Des taxes payées par une minorité d'habitants

Ce taux d'imposition élevé cache aussi une autre réalité : la commune connaît de grandes difficultés économiques, avec un taux de chômage qui dépassait les 32% en 2016, selon l'Insee. De quoi faire chuter le nombre de ménages imposés (moins de 30%) et la valeur des biens immobiliers, qui sert de base à ces impôts locaux. Le calcul est vite fait : malgré des taux d'imposition très hauts, "le retour financier est très limité", constate Grégory Lelong.

Les chiffres officiels le montrent : le produit de la taxe d'habitation rapportait 222 euros par habitant en 2018, soit l'équivalent de la moyenne française. Pas plus qu'ailleurs donc. Idem pour la taxe foncière. Les taux records d'imposition compensent simplement le manque à gagner d'une base imposable très limitée… "L'impôt local est payé par une petite partie de la population", confirme le candidat aux municipales Joël Bois. Ce dernier ne préfère d'ailleurs pas promettre une baisse des taux d'imposition en cas de victoire, mais plutôt un audit financier complet.

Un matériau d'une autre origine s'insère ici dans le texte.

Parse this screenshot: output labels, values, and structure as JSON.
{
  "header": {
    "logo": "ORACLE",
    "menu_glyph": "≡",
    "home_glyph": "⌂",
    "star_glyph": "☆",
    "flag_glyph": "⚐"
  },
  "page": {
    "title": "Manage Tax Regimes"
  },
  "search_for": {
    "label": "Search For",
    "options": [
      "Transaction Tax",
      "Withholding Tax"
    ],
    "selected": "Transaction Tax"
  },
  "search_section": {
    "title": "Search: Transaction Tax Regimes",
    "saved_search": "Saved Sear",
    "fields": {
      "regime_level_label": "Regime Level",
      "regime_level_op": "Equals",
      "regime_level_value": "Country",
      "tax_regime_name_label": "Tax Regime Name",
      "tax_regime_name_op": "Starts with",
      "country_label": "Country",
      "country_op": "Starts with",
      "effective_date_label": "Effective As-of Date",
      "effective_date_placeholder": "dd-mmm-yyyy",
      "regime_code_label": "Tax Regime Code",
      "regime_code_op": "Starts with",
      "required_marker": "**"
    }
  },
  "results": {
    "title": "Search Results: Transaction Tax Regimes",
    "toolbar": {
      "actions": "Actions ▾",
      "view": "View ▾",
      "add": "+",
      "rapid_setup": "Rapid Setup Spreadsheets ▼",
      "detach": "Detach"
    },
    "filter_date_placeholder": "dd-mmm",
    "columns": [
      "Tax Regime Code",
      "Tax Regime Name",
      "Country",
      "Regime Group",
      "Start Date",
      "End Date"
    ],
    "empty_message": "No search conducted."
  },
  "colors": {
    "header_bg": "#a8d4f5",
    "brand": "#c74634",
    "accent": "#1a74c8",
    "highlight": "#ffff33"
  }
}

Aujourd'hui, la ville vit en réalité grâce aux subventions et, surtout, à la dotation globale de fonctionnement versée par l'Etat. Celle-ci rapporte même plus que les impôts locaux : elle représente 600 euros par an et par habitant, contre 152 euros en moyenne pour les communes similaires. Une aide indispensable pour Condé, malgré son taux d'imposition record.

* Parmi les communes métropolitaines de plus de 1 000 habitants.